PS - While browsing the docs I found this ^_^ which is non-intuitive since I would expect no writes to one shard but no impact to other shards. Presumably it’s a typo and cluster means replicaset.

During the election process, the cluster cannot accept write operations until it elects the new primary.

28 Nov 2021

Mongo Deployment Experiment Using ASG, Consul and Terraform

Introduction

I’m exploring Terraform to deploy MongoDB sharded clusters. Aka, binge coding Terraform, Packer and Consul was a delightfully obsessive way to spend the recent holidays. I’m learning a lot of Terraform, Consul and Packer along the way :). Terraform’s impressive and I’m enjoying architecting a robust system from AWS’s building blocks.

Design

The principle this system follows is self-healing and immutability.

Components:

  1. Packer - builds server images of the core functionality (mongod shardsvr, mongod configsvr, mongos) on top of a base image of Ubuntu LTS with consul agents pre-configured.
  • Terraform - deploys, updates and deletes AWS infrastructure:
    • SSH keys
    • Security groups
    • VPCs and Subnets
    • Auto-scale groups + Launch configurations
    • EBS Volumes (boot disks and db data storage)
  • Consul Servers - these are the 3-5 servers which form the stable ring of consul server elements.
  • Consul - each mongo server has consul setup with auto-join functionality (aka retry_join: [provider=aws...") based on aws tagging.
    • Used for dynamic DNS discovery in conjunction with systemd-resolved as a DNS proxy.
    • Will use consul-template to update config files on servers post launch. (I’m hoping this is an elegant solution for ASG booted instances that need final configuration after launch and a way to avoid having to roll the cluster for new configurations.)
  • Auto-scale groups (ASG)
    • Each mongo instance is an auto-scale group of 1.
    • ASG monitors and replaces instances that become unhealthy
  • Auto re-attach of EBS data volume
    • In the event that a mongo instance becomes unhealthy, ASG replaces the node but it will initially lack the db data bearing EBS volume.
    • That EBS volume is prohibitive to recreate on large volumes when considering the restoration time + needing to dd the full drive to achieve normal performance.
    • Instead of a new volume, a cronjob runs on each data configsvr and shardsvr that each minute tries to re-attach the EBS db data volume paired to this instance using metadata from the EC2 instance tags and the EBS volume tags.
    • The cronjob looks up the required metadata and executes aws-volume-attach.
    • If the volume is currently attached, aws-volume-attach is a no-op.
  • EBS Volumes
    • DB Data volumes are separately deployed and persist after separation from their instance.
    • These will be in the terrabyte size range.
    • To replace a drive (corruption/performance issues)
      • Provision an additional drive from snapshot using terraform
      • Update the metadata of that shard’s replicaset member to point to the new drive’s name
      • terraform apply

My next steps are to automate the replicaset bonding and then shard joining. The open source tooling for this portion isn’t what I want, with the closest being mongo ansible. It’s an established tool but I want something more declarative and a simpler model of what it will do when executed. As a result, the answer might be a custom terraform provider to manage the internal configuration state of MongoDB. Philosophically the CRUD resource management and plan/deploy phase of Terraform matches what will give me confidence using this on production clusters.
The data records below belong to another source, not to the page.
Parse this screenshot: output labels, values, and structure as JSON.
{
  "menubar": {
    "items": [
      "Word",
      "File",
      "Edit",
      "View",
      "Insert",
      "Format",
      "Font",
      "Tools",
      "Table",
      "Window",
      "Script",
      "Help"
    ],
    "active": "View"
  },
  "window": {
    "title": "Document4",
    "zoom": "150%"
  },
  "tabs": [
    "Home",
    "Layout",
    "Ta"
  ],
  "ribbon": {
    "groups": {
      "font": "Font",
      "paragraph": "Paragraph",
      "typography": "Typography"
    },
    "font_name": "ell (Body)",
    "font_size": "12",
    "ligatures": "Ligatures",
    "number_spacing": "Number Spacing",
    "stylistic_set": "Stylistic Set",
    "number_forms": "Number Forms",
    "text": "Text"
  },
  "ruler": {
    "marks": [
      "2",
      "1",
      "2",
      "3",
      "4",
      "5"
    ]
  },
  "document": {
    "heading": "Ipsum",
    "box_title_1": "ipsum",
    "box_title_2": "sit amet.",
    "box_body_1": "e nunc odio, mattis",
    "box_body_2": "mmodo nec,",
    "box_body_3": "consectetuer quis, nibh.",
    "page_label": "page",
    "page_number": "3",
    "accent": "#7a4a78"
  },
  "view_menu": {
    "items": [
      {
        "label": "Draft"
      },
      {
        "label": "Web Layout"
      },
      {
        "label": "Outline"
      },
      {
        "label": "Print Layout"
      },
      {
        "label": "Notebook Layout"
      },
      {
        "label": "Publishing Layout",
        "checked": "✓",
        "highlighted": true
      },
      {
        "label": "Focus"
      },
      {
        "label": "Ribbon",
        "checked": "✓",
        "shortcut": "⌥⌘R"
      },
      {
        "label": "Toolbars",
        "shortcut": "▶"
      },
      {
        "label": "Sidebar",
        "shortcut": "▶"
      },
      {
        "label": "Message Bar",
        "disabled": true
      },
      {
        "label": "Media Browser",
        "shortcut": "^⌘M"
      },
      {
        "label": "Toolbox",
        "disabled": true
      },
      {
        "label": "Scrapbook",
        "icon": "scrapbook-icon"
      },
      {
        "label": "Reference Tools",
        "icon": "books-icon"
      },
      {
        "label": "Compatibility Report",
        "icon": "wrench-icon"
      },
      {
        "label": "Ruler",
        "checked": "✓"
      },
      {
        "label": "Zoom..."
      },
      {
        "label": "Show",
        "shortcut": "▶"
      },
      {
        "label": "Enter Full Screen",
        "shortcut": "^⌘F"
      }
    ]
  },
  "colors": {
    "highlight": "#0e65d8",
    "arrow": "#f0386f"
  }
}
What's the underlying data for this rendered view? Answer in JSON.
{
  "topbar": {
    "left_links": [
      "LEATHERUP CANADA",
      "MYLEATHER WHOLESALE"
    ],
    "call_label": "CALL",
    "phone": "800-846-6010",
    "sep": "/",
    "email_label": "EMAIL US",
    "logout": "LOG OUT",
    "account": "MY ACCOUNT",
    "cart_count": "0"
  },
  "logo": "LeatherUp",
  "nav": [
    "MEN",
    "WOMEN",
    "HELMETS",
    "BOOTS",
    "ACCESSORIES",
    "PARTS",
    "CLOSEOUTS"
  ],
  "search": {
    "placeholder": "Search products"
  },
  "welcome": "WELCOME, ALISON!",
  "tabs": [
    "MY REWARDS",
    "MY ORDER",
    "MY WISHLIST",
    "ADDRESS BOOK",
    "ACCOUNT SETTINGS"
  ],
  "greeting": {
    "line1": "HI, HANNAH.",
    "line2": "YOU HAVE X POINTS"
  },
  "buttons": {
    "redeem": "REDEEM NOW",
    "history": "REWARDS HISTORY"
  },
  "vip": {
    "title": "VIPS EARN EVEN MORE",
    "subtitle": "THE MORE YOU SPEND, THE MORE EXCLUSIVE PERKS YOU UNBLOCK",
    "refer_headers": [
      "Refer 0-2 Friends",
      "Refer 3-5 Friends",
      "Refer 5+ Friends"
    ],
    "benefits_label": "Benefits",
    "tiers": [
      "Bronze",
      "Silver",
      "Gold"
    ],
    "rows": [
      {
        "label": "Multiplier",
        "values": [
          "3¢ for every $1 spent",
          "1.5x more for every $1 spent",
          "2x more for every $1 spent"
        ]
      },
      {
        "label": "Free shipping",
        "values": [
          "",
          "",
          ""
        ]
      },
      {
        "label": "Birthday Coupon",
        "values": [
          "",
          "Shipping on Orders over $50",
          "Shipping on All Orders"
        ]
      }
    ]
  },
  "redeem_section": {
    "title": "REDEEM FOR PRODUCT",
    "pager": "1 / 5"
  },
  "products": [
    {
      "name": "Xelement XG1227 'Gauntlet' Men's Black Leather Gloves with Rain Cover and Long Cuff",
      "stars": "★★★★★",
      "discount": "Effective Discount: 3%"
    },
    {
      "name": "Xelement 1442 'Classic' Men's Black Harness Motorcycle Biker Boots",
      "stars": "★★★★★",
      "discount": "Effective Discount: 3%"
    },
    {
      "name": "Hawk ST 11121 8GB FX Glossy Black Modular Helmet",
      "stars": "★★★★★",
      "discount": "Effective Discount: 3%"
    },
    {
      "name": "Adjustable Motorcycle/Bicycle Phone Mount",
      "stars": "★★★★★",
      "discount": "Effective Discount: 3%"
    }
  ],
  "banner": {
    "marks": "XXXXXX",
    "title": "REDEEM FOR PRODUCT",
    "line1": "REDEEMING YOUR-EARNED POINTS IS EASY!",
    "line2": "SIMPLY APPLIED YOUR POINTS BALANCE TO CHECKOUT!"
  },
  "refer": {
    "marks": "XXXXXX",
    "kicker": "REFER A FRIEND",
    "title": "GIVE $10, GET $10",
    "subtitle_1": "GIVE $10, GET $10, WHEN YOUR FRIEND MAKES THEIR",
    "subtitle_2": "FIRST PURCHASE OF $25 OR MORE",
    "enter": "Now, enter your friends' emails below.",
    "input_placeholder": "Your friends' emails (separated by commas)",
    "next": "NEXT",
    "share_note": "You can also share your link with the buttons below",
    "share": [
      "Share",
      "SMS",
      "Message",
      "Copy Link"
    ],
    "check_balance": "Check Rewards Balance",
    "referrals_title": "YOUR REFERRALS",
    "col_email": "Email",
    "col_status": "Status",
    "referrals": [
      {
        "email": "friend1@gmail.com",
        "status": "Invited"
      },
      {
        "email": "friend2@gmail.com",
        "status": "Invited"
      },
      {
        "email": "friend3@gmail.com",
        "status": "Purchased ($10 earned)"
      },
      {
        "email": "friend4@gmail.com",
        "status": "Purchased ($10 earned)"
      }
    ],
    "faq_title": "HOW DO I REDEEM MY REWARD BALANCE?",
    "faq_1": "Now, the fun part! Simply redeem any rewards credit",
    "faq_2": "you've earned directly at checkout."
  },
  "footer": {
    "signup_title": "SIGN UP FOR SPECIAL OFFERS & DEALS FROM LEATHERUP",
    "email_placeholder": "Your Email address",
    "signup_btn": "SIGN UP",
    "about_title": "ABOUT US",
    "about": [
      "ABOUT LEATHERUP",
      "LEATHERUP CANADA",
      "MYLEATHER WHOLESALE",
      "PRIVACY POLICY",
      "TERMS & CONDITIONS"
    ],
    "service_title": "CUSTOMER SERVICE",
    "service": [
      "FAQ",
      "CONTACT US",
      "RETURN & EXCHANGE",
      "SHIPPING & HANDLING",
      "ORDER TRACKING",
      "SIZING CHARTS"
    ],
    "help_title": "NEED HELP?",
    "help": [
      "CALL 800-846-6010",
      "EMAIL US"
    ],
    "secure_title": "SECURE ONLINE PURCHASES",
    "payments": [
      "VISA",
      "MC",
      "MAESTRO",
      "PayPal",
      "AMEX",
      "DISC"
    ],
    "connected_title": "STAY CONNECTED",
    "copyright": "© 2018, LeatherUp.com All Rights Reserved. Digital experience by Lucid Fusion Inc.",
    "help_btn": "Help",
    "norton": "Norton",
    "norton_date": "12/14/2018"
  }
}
I’ll open source the work if it gets to a mature spot. Right now the terraforming successfully spins up all the mongod nodes, networking, VPCs, security groups, ec2 instances, ebs volumes and they auto-join their consul cluster.

Credit for the concept of this approach belongs to multiple different blog posts, but the original idea of ASG + EBS re-attaching came from reading about how Expedia operates their sharded clusters. Thanks!